A dragonfly can spend up to several years underwater until it is strong enough to surface, shed its skin and evolve into this beautiful creature. Then it flies free among us but only for a very brief period of up to two months before it dies (Author ~Ruth O’Neill).So no herons today, blue or green. And no barn swallows. They used to be abundant and very easy to photograph, but they must have moved to a new neighborhood. Sad, that’s what I think it is because they were such fun to photograph.

As I wandered around to see what was available for a photo opp, I ran into Roz. I mentioned her in a post two weeks ago when she was kind enough to pose for my Friday photo and again last week when she told me where I could find bobolinks.

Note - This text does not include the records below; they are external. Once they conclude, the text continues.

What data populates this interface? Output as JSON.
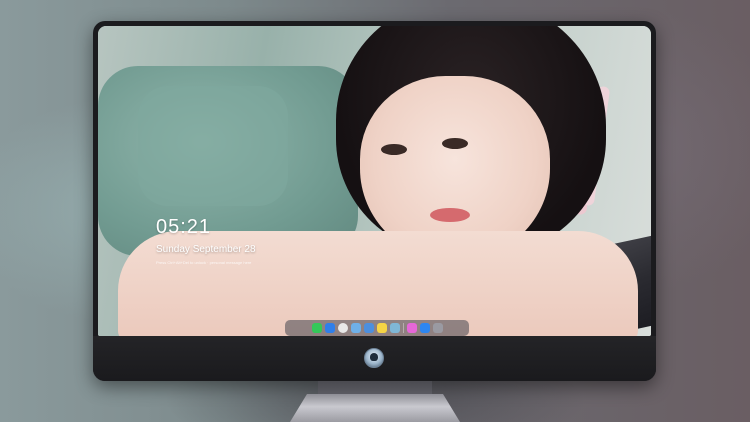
{
  "lockscreen": {
    "time": "05:21",
    "date": "Sunday September 28",
    "subtitle": "Press Ctrl+Alt+Del to unlock · personal message here"
  },
  "dock": {
    "items": [
      {
        "icon": "messages-icon",
        "color": "#34c759"
      },
      {
        "icon": "finder-icon",
        "color": "#2f7fea"
      },
      {
        "icon": "safari-icon",
        "color": "#e8e8e8"
      },
      {
        "icon": "photos-icon",
        "color": "#6fb0e8"
      },
      {
        "icon": "launchpad-icon",
        "color": "#4c8fde"
      },
      {
        "icon": "notes-icon",
        "color": "#f6d445"
      },
      {
        "icon": "preview-icon",
        "color": "#7fb7d6"
      },
      {
        "icon": "itunes-icon",
        "color": "#e667d8"
      },
      {
        "icon": "app-store-icon",
        "color": "#2d86f0"
      },
      {
        "icon": "screenshot-icon",
        "color": "#9a9aa2"
      }
    ]
  },
  "colors": {
    "monitor_frame": "#1b1b1e",
    "accent": "#d56a6e"
  }
}
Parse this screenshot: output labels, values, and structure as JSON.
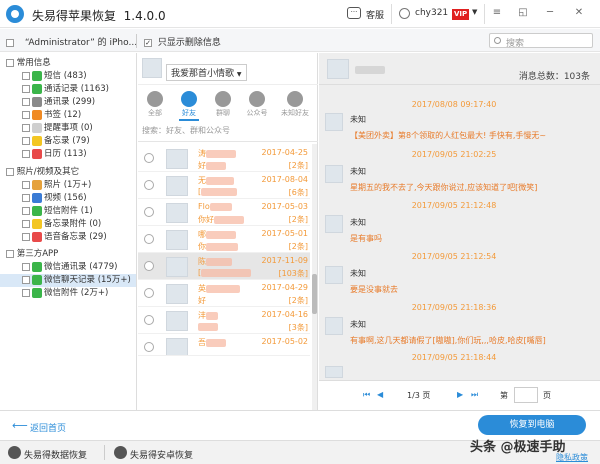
{
  "app": {
    "title": "失易得苹果恢复",
    "version": "1.4.0.0"
  },
  "header": {
    "service": "客服",
    "username": "chy321",
    "vip": "VIP"
  },
  "toolbar": {
    "device": "“Administrator” 的 iPho...",
    "only_deleted": "只显示删除信息",
    "search_placeholder": "搜索"
  },
  "sidebar": {
    "groups": [
      {
        "label": "常用信息",
        "items": [
          {
            "label": "短信 (483)",
            "color": "#3bb54a"
          },
          {
            "label": "通话记录 (1163)",
            "color": "#3bb54a"
          },
          {
            "label": "通讯录 (299)",
            "color": "#8a8a8a"
          },
          {
            "label": "书签 (12)",
            "color": "#f08a24"
          },
          {
            "label": "提醒事项 (0)",
            "color": "#cfcfcf"
          },
          {
            "label": "备忘录 (79)",
            "color": "#f3c623"
          },
          {
            "label": "日历 (113)",
            "color": "#e84a4a"
          }
        ]
      },
      {
        "label": "照片/视频及其它",
        "items": [
          {
            "label": "照片 (1万+)",
            "color": "#e6a23c"
          },
          {
            "label": "视频 (156)",
            "color": "#3a7bd5"
          },
          {
            "label": "短信附件 (1)",
            "color": "#3bb54a"
          },
          {
            "label": "备忘录附件 (0)",
            "color": "#f3c623"
          },
          {
            "label": "语音备忘录 (29)",
            "color": "#e84a4a"
          }
        ]
      },
      {
        "label": "第三方APP",
        "items": [
          {
            "label": "微信通讯录 (4779)",
            "color": "#3bb54a"
          },
          {
            "label": "微信聊天记录 (15万+)",
            "color": "#3bb54a"
          },
          {
            "label": "微信附件 (2万+)",
            "color": "#3bb54a"
          }
        ]
      }
    ]
  },
  "middle": {
    "account": "我爱那首小情歌",
    "tabs": [
      "全部",
      "好友",
      "群聊",
      "公众号",
      "未知好友"
    ],
    "search_placeholder": "搜索：好友、群和公众号",
    "rows": [
      {
        "name": "涛",
        "preview": "好",
        "date": "2017-04-25",
        "count": "[2条]"
      },
      {
        "name": "无",
        "preview": "[",
        "date": "2017-08-04",
        "count": "[6条]"
      },
      {
        "name": "Flo",
        "preview": "你好",
        "date": "2017-05-03",
        "count": "[2条]"
      },
      {
        "name": "哪",
        "preview": "你",
        "date": "2017-05-01",
        "count": "[2条]"
      },
      {
        "name": "陈",
        "preview": "[",
        "date": "2017-11-09",
        "count": "[103条]"
      },
      {
        "name": "英",
        "preview": "好",
        "date": "2017-04-29",
        "count": "[2条]"
      },
      {
        "name": "沣",
        "preview": "",
        "date": "2017-04-16",
        "count": "[3条]"
      },
      {
        "name": "吾",
        "preview": "",
        "date": "2017-05-02",
        "count": ""
      }
    ]
  },
  "chat": {
    "total": "消息总数：103条",
    "messages": [
      {
        "time": "2017/08/08 09:17:40",
        "name": "未知",
        "text": "【美团外卖】第8个领取的人红包最大! 手快有,手慢无~"
      },
      {
        "time": "2017/09/05 21:02:25",
        "name": "未知",
        "text": "星期五的我不去了,今天跟你说过,应该知道了吧[微笑]"
      },
      {
        "time": "2017/09/05 21:12:48",
        "name": "未知",
        "text": "是有事吗"
      },
      {
        "time": "2017/09/05 21:12:54",
        "name": "未知",
        "text": "要是没事就去"
      },
      {
        "time": "2017/09/05 21:18:36",
        "name": "未知",
        "text": "有事啊,这几天都请假了[嗷嗷],你们玩,,,哈皮,哈皮[嘴唇]"
      },
      {
        "time": "2017/09/05 21:18:44",
        "name": "",
        "text": ""
      }
    ],
    "pager": {
      "page": "1/3 页",
      "goto_label": "第",
      "goto_unit": "页"
    }
  },
  "bottom": {
    "back": "返回首页",
    "recover": "恢复到电脑"
  },
  "footer": {
    "item1": "失易得数据恢复",
    "item2": "失易得安卓恢复",
    "watermark": "头条 @极速手助",
    "privacy": "隐私政策"
  }
}
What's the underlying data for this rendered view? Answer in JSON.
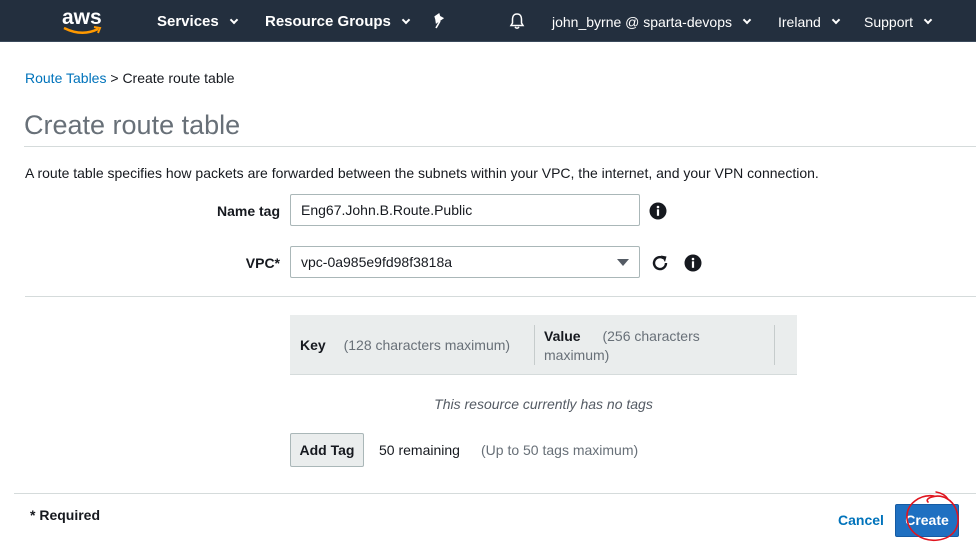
{
  "nav": {
    "logo_text": "aws",
    "services": "Services",
    "resource_groups": "Resource Groups",
    "pin_icon": "pin-icon",
    "bell_icon": "bell-icon",
    "account": "john_byrne @ sparta-devops",
    "region": "Ireland",
    "support": "Support"
  },
  "breadcrumb": {
    "parent": "Route Tables",
    "separator": ">",
    "current": "Create route table"
  },
  "page": {
    "title": "Create route table",
    "description": "A route table specifies how packets are forwarded between the subnets within your VPC, the internet, and your VPN connection."
  },
  "form": {
    "name_tag_label": "Name tag",
    "name_tag_value": "Eng67.John.B.Route.Public",
    "vpc_label": "VPC*",
    "vpc_value": "vpc-0a985e9fd98f3818a",
    "info_icon": "info-icon",
    "refresh_icon": "refresh-icon"
  },
  "tags": {
    "key_label": "Key",
    "key_hint": "(128 characters maximum)",
    "value_label": "Value",
    "value_hint_1": "(256 characters",
    "value_hint_2": "maximum)",
    "empty_message": "This resource currently has no tags",
    "add_tag": "Add Tag",
    "remaining": "50 remaining",
    "limit_hint": "(Up to 50 tags maximum)"
  },
  "footer": {
    "required": "* Required",
    "cancel": "Cancel",
    "create": "Create"
  },
  "colors": {
    "nav_bg": "#232f3e",
    "link": "#0073bb",
    "primary": "#1f70c1",
    "annotation": "#e0141e"
  }
}
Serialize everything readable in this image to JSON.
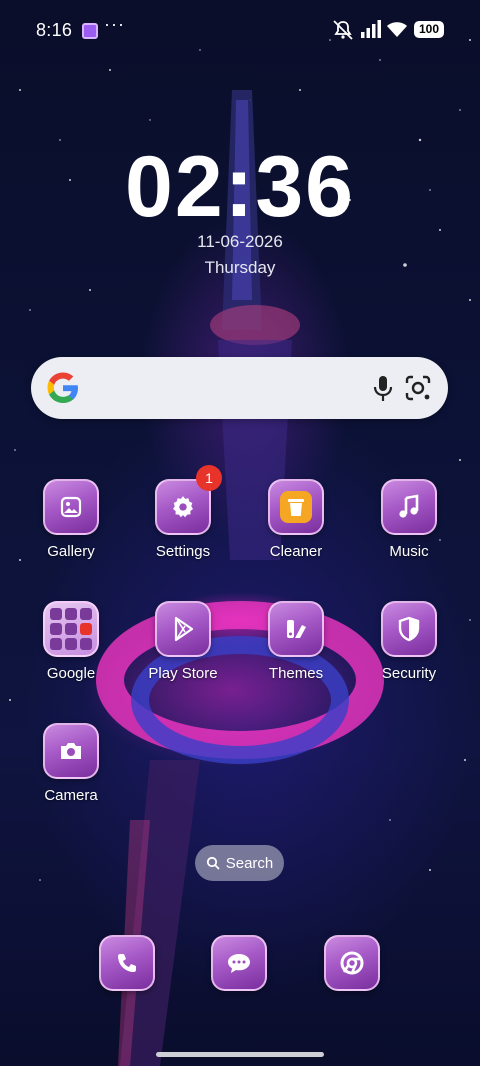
{
  "status_bar": {
    "time": "8:16",
    "more": "···",
    "battery": "100"
  },
  "lockscreen": {
    "clock": "02:36",
    "date": "11-06-2026",
    "weekday": "Thursday"
  },
  "search_widget": {
    "logo": "google-g-icon",
    "voice_icon": "mic-icon",
    "lens_icon": "lens-icon"
  },
  "apps": [
    {
      "label": "Gallery",
      "icon": "gallery-icon"
    },
    {
      "label": "Settings",
      "icon": "gear-icon",
      "badge": "1"
    },
    {
      "label": "Cleaner",
      "icon": "trash-icon"
    },
    {
      "label": "Music",
      "icon": "music-note-icon"
    },
    {
      "label": "Google",
      "icon": "folder-icon"
    },
    {
      "label": "Play Store",
      "icon": "play-icon"
    },
    {
      "label": "Themes",
      "icon": "themes-icon"
    },
    {
      "label": "Security",
      "icon": "shield-icon"
    },
    {
      "label": "Camera",
      "icon": "camera-icon"
    }
  ],
  "search_pill": {
    "label": "Search"
  },
  "dock": [
    {
      "icon": "phone-icon"
    },
    {
      "icon": "messages-icon"
    },
    {
      "icon": "chrome-icon"
    }
  ],
  "colors": {
    "tile_gradient_start": "#c98ae0",
    "tile_gradient_end": "#7a2f9e",
    "badge": "#e8332b",
    "cleaner_accent": "#f5a623"
  }
}
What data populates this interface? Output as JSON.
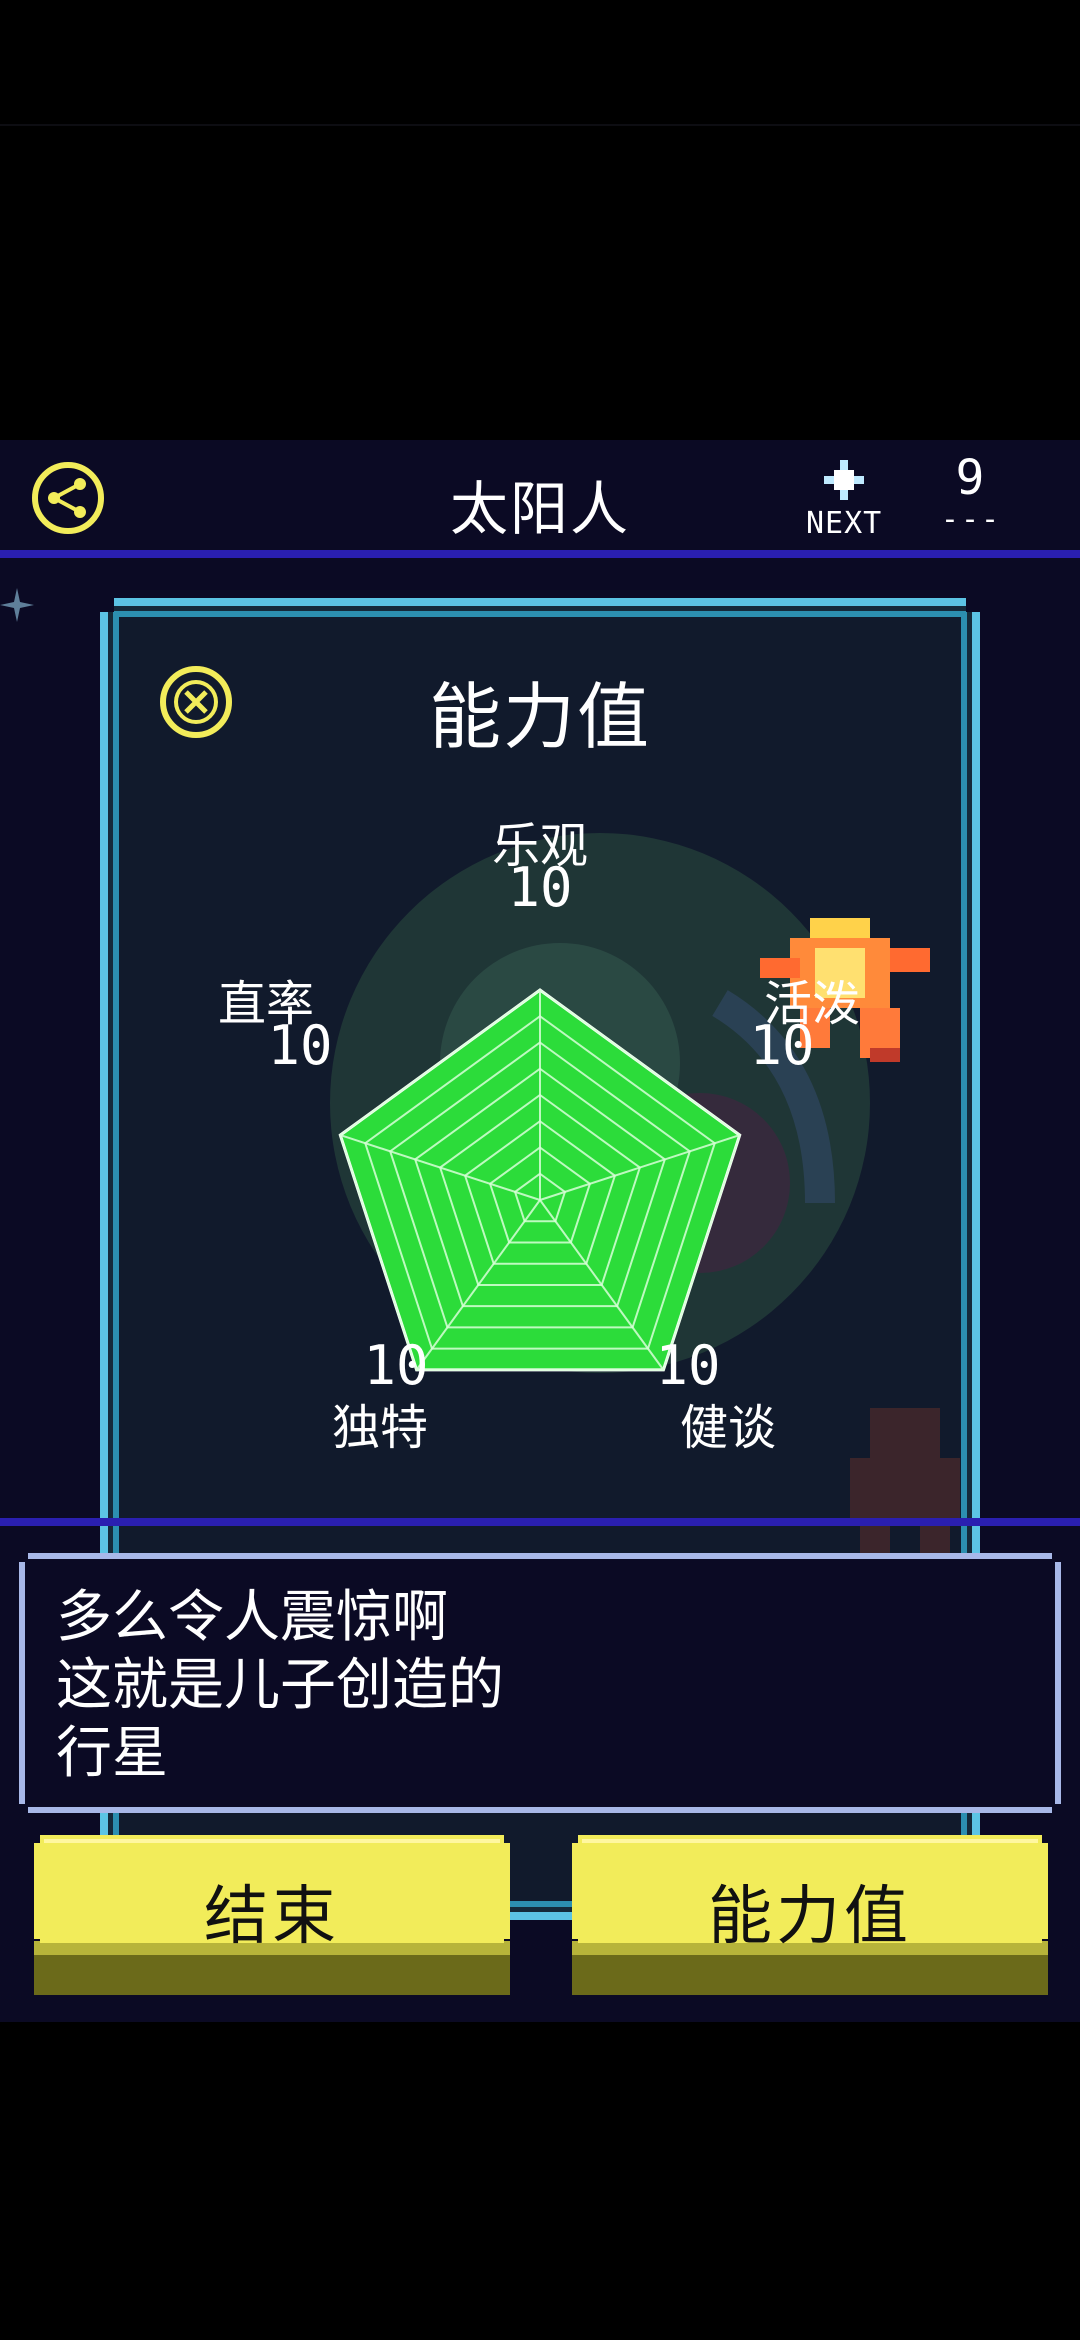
{
  "header": {
    "title": "太阳人",
    "next_label": "NEXT",
    "next_count": "9",
    "next_dashes": "---"
  },
  "stats_panel": {
    "title": "能力值",
    "stats": [
      {
        "name": "乐观",
        "value": 10
      },
      {
        "name": "活泼",
        "value": 10
      },
      {
        "name": "健谈",
        "value": 10
      },
      {
        "name": "独特",
        "value": 10
      },
      {
        "name": "直率",
        "value": 10
      }
    ],
    "max_value": 10,
    "fill_color": "#2cdc3a",
    "grid_color": "#d8ffd8"
  },
  "message": {
    "lines": [
      "多么令人震惊啊",
      "这就是儿子创造的",
      "行星"
    ]
  },
  "buttons": {
    "end_label": "结束",
    "stats_label": "能力值"
  },
  "colors": {
    "accent_yellow": "#f2ec5a",
    "panel_border": "#5cc4e4",
    "header_rule": "#2a1fb0",
    "background": "#0b0a24"
  },
  "icons": {
    "share": "share-icon",
    "close": "close-icon",
    "next_star": "star-icon"
  }
}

Today Roz was looking for dragons and damsels. Now I know next to nothing about dragonflies and less about damsels, so I tagged along with Roz for awhile, thinking I might learn something, and that’s how I happen to have more dragonflies than birds to share with you today. Don’t expect me to tell you what the different ones are, however, because I’m not on a first name basis with any of them. They are all just dragonflies to me. Getting sharp pictures is a challenge because they are tiny and fast moving, but I had fun trying.

Thanks for joining me along the trail today.
See you soon.
Carolyn aka Skip

PS: Thanks to my friend Roz for helping to ID most of the dragons and damsels.
PS 2: Click on any picture below to scroll through the gallery and make or read comments on individual pictures. Thanks for taking the time to look!

4 Replies to “Dragonflies, damselflies, and birds, oh my!”

  1. Nicely done! Another beautiful collection of images, Skip. 🙂 Dragons and damsels can looking challenging because they tend to flit around a lot, but they also fly in patterns. If you watch one for a minute or two, you’ll see it tends to land in the same places over and over. They are territorial and each has his or her own little territory.